Jorge Leitão Ramos, crítico de cinema desde os idos anos 70 e autor do famoso Dicionário do Cinema Português (a que continua a faltar o 1º volume, dos primórdios até 1962 e uma actualização recente, obviamente) fez uma interessante cronologia da obra de José Fonseca e Costa, o homenageado dessa noite, dando-nos até a magnífica notícia de que o grande realizador não está parado e continua a filmar "Axilas", escrito em conjunto com Mário Botequilha, o autor da notável peça "Al Pantalone", que o Miguel Seabra encenou para o Teatro Meridional e ganhou o prémio do público em 2014 no Festival de Teatro de Almada, de que aliás gostámos muito de ver este ano, com honras de espectáculo de encerramento, naquele que é um dos mais importantes festivais de teatro por esse mundo fora.

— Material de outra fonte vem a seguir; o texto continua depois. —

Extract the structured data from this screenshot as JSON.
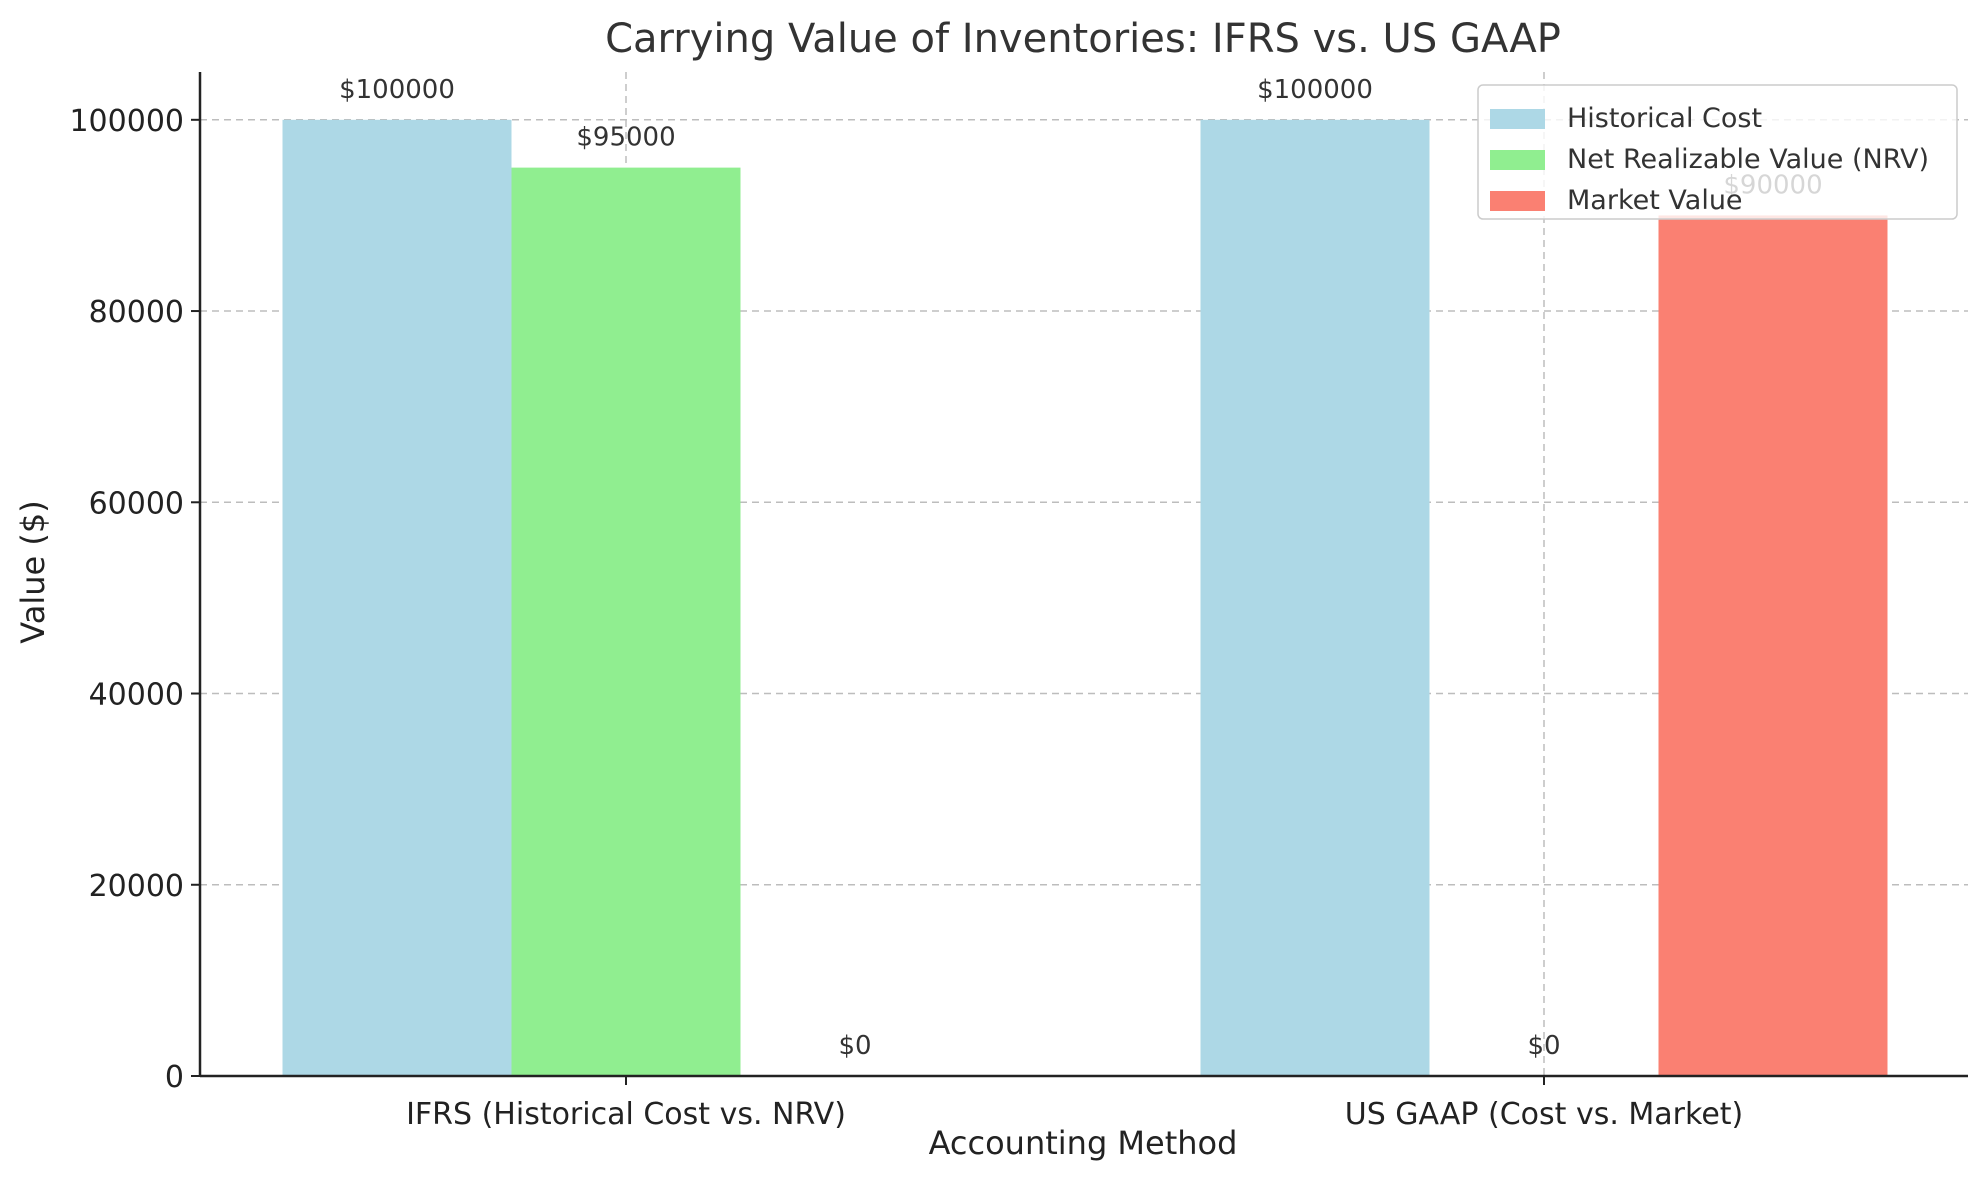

Em 1971 Fonseca e Costa realizou a sua primeira longa-metragem, um surpreendente "O Recado", que era um recado contra o fascismo salazarista que então continuava a asfixiar e destruir aos poucos o nosso País e o melhor no nosso povo. A terrível, omnipresente, muitas vezes tacanha (provocando até às vezes as risadas dos censurados), a sempre medíocre censura deixou-o passar praticamente incólume por pensar provavelmente que não chegaria ao "bom povo português", como os fascistas gostavam de caracterizar um povo revoltado mas amordaçado de quem os melhores eram lançados nas prisões depois de torturados e muitas vezes assassinados.

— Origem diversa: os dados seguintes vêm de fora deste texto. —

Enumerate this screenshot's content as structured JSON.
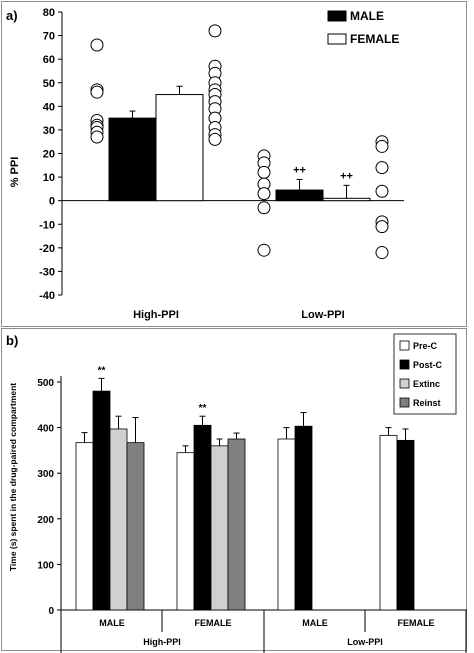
{
  "chart_data": [
    {
      "panel_label": "a)",
      "type": "bar",
      "ylabel": "% PPI",
      "ylim": [
        -40,
        80
      ],
      "yticks": [
        -40,
        -30,
        -20,
        -10,
        0,
        10,
        20,
        30,
        40,
        50,
        60,
        70,
        80
      ],
      "categories": [
        "High-PPI",
        "Low-PPI"
      ],
      "legend": {
        "position": "top-right"
      },
      "series": [
        {
          "name": "MALE",
          "color": "#000000",
          "values": [
            35,
            4.5
          ],
          "errors": [
            3,
            4.5
          ],
          "annotations": [
            "",
            "++"
          ],
          "points": [
            [
              66,
              47,
              46,
              34,
              32,
              31,
              29,
              27
            ],
            [
              19,
              16,
              12,
              7,
              3,
              -3,
              -21
            ]
          ]
        },
        {
          "name": "FEMALE",
          "color": "#ffffff",
          "values": [
            45,
            1
          ],
          "errors": [
            3.5,
            5.5
          ],
          "annotations": [
            "",
            "++"
          ],
          "points": [
            [
              72,
              57,
              54,
              50,
              47,
              45,
              42,
              39,
              35,
              31,
              28,
              26
            ],
            [
              25,
              23,
              14,
              4,
              -9,
              -11,
              -22
            ]
          ]
        }
      ]
    },
    {
      "panel_label": "b)",
      "type": "bar",
      "ylabel": "Time (s) spent in the drug-paired compartment",
      "ylim": [
        0,
        500
      ],
      "yticks": [
        0,
        100,
        200,
        300,
        400,
        500
      ],
      "groups": [
        {
          "label": "High-PPI",
          "categories": [
            "MALE",
            "FEMALE"
          ]
        },
        {
          "label": "Low-PPI",
          "categories": [
            "MALE",
            "FEMALE"
          ]
        }
      ],
      "legend": {
        "position": "top-right"
      },
      "series": [
        {
          "name": "Pre-C",
          "color": "#ffffff",
          "values": [
            367,
            345,
            375,
            383
          ],
          "errors": [
            22,
            15,
            25,
            17
          ],
          "annotations": [
            "",
            "",
            "",
            ""
          ]
        },
        {
          "name": "Post-C",
          "color": "#000000",
          "values": [
            480,
            405,
            403,
            372
          ],
          "errors": [
            28,
            20,
            30,
            25
          ],
          "annotations": [
            "**",
            "**",
            "",
            ""
          ]
        },
        {
          "name": "Extinc",
          "color": "#d0d0d0",
          "values": [
            397,
            360,
            null,
            null
          ],
          "errors": [
            28,
            15,
            null,
            null
          ],
          "annotations": [
            "",
            "",
            "",
            ""
          ]
        },
        {
          "name": "Reinst",
          "color": "#808080",
          "values": [
            367,
            375,
            null,
            null
          ],
          "errors": [
            55,
            13,
            null,
            null
          ],
          "annotations": [
            "",
            "",
            "",
            ""
          ]
        }
      ]
    }
  ]
}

Poucos dos espectadores desta noite cultural se terão dado conta (e o homenageado só no final) da presença entre os que esgotaram o auditório Lourdes Norberto, de outro nome grande do cinema português, o decano dos produtores portugueses e às vezes também actor (como no magnífico "Tabu", de Miguel Gomes), Henrique Espírito Santo. É que ele participou nos anos 50 e 60, com José Fonseca e Costa, no movimento cine-clubista, tendo ambos feito parte da mesma direcção do Cine-Clube Imagem, e pouco depois ambos seriam presos pela PIDE, acusados de "actividades subversivas", conduzidos ao Aljube, em trânsito para Caxias, onde Henrique Espírito Santo estaria um ano e meio. Mas o fascismo não os conseguiu destruir ou amedrontar e ambos participaram nos primeiros projectos de José Fonseca e Costa no cinema, nomeadamente na curta-metragem "Regresso à Terra do Sol", realizada em Angola (1967), donde o realizador é natural, e da longa-metragem já citada "O Recado" (1971), nas quais Henrique Espírito Santo foi o Director de Produção. Ambos fariam depois notáveis carreiras, cada um na sua especialidade, e tendo o segundo colaborado nalgumas das obras do realizador, nomeadamente em "Balada da Praia dos Cães" e "Cinco Dias Cinco Noites". 

Não quero concluir esta nota sem referir que as minhas obras preferidas entre as realizadas por José Fonseca e Costa e que considero aliás grandes filmes da cinematografia portuguesa, são o já citado "O Recado" (72), "Kilas, o Mau da Fita" (80), "Sem Sombra de Pecado" (83), "A Balada da Praia dos Cães" 

(adaptando o romance homónimo de José Cardoso Pires) (87), "Cinco Dias Cinco Noites" (adaptação da novela homónima de Manuel Tiago, pseudónimo de Álvaro Cunhal) (96) e não esquecendo uma obra injustamente esquecida, mas que Jorge Leitão Ramos citou, que é "Viúva Rica Solteira Não Fica" (2006), filme de que gostei muito a quando da estreia, apesar das reticências da maior parte da crítica. 

E, na segunda parte deste evento cultural, surgiu o excepcional momento musical com o concerto dado por um dos maiores nomes da actual Música Portuguesa, Camané. Foi brilhante em várias interpretações do seu magnífico repertório. É que não é só a voz que é de superior qualidade, são também os textos dos seus fados e canções que são muito interessantes. Foi um fecho para o qual é difícil arranjar palavras, dada a sua enorme qualidade artística.

Obrigado, ao Intervalo Grupo de Teatro e a todos os que o compõem, por mais esta noite memorável.